Глаза всех присутствующих, две дюжины глаз, как зачарованные впились в марабу.

Две дюжины рук было в комнате: у всех кулаки сжались в судорожном ожидании.

— Я повинуюсь, — закричал марабу, — и вызываю страшного джинна, чей мерзкий лик невыносим для взора смертных, чьи ноздри и рот струят вонючий пар, джинна, который может всех нас раздавить, как червяков. Бисмиллах! Именем Бога Вседержителя заклинаю тебя, джинн!

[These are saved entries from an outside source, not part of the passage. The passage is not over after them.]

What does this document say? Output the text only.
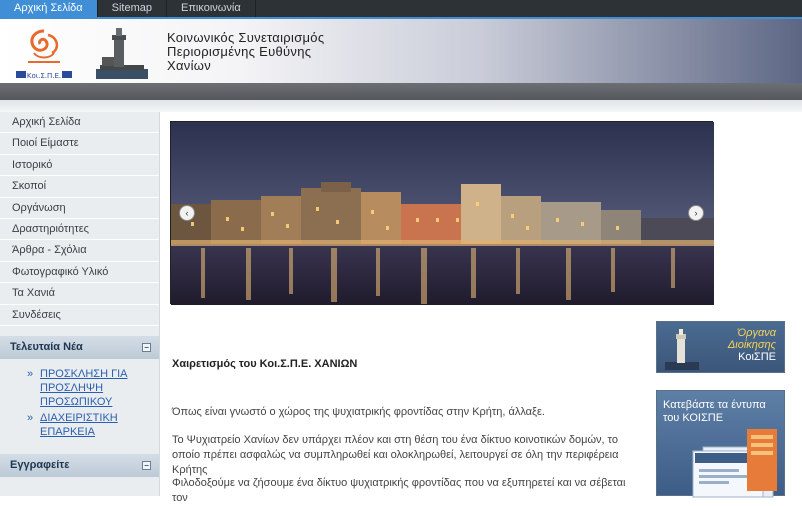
Αρχική Σελίδα	Sitemap	Επικοινωνία
Κοι.Σ.Π.Ε.
Κοινωνικός Συνεταιρισμός
Περιορισμένης Ευθύνης
Χανίων
Αρχική Σελίδα
Ποιοί Είμαστε
Ιστορικό
Σκοποί
Οργάνωση
Δραστηριότητες
Άρθρα - Σχόλια
Φωτογραφικό Υλικό
Τα Χανιά
Συνδέσεις
Τελευταία Νέα	−
» ΠΡΟΣΚΛΗΣΗ ΓΙΑ ΠΡΟΣΛΗΨΗ ΠΡΟΣΩΠΙΚΟΥ
» ΔΙΑΧΕΙΡΙΣΤΙΚΗ ΕΠΑΡΚΕΙΑ
Εγγραφείτε	−
‹	›
Χαιρετισμός του Κοι.Σ.Π.Ε. ΧΑΝΙΩΝ
Όπως είναι γνωστό ο χώρος της ψυχιατρικής φροντίδας στην Κρήτη, άλλαξε.
Το Ψυχιατρείο Χανίων δεν υπάρχει πλέον και στη θέση του ένα δίκτυο κοινοτικών δομών, το οποίο πρέπει ασφαλώς να συμπληρωθεί και ολοκληρωθεί, λειτουργεί σε όλη την περιφέρεια Κρήτης
Φιλοδοξούμε να ζήσουμε ένα δίκτυο ψυχιατρικής φροντίδας που να εξυπηρετεί και να σέβεται τον
Όργανα
Διοίκησης
ΚοιΣΠΕ
Κατεβάστε τα έντυπα
του ΚΟΙΣΠΕ
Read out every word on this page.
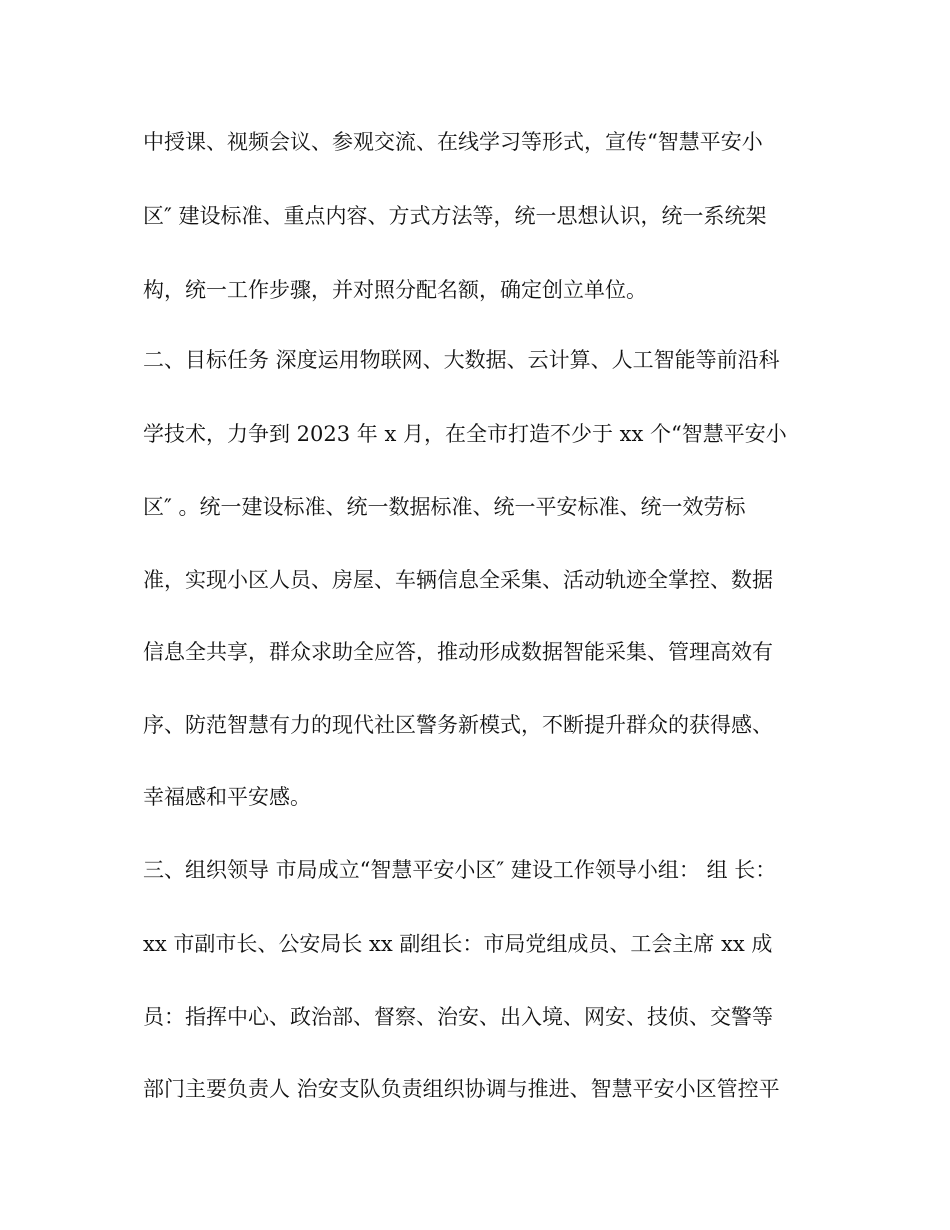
中授课、视频会议、参观交流、在线学习等形式，宣传“智慧平安小

区″ 建设标准、重点内容、方式方法等，统一思想认识，统一系统架

构，统一工作步骤，并对照分配名额，确定创立单位。

二、目标任务 深度运用物联网、大数据、云计算、人工智能等前沿科

学技术，力争到 2023 年 x 月，在全市打造不少于 xx 个“智慧平安小

区″ 。统一建设标准、统一数据标准、统一平安标准、统一效劳标

准，实现小区人员、房屋、车辆信息全采集、活动轨迹全掌控、数据

信息全共享，群众求助全应答，推动形成数据智能采集、管理高效有

序、防范智慧有力的现代社区警务新模式，不断提升群众的获得感、

幸福感和平安感。

三、组织领导 市局成立“智慧平安小区″ 建设工作领导小组： 组 长：

xx 市副市长、公安局长 xx 副组长：市局党组成员、工会主席 xx 成

员：指挥中心、政治部、督察、治安、出入境、网安、技侦、交警等

部门主要负责人 治安支队负责组织协调与推进、智慧平安小区管控平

Верхушки пальм, осенявших дом, заскрипели под ветром. Тяжелая туча заволокла ночное небо. Жалобно зашелестели пальмовые кроны. Оружие дрогнуло в руках телохранителей. Они отступили.

— О джинн, — ноющим голосом взвыл марабу, — о джинн, приставленный к коврику. Ты, чей грозный лик невыносим для взора, чей рот подобен дымящимся вратам геенны, — явись, приказываю тебе, явись, именем этого человека, именем владеющего ковром.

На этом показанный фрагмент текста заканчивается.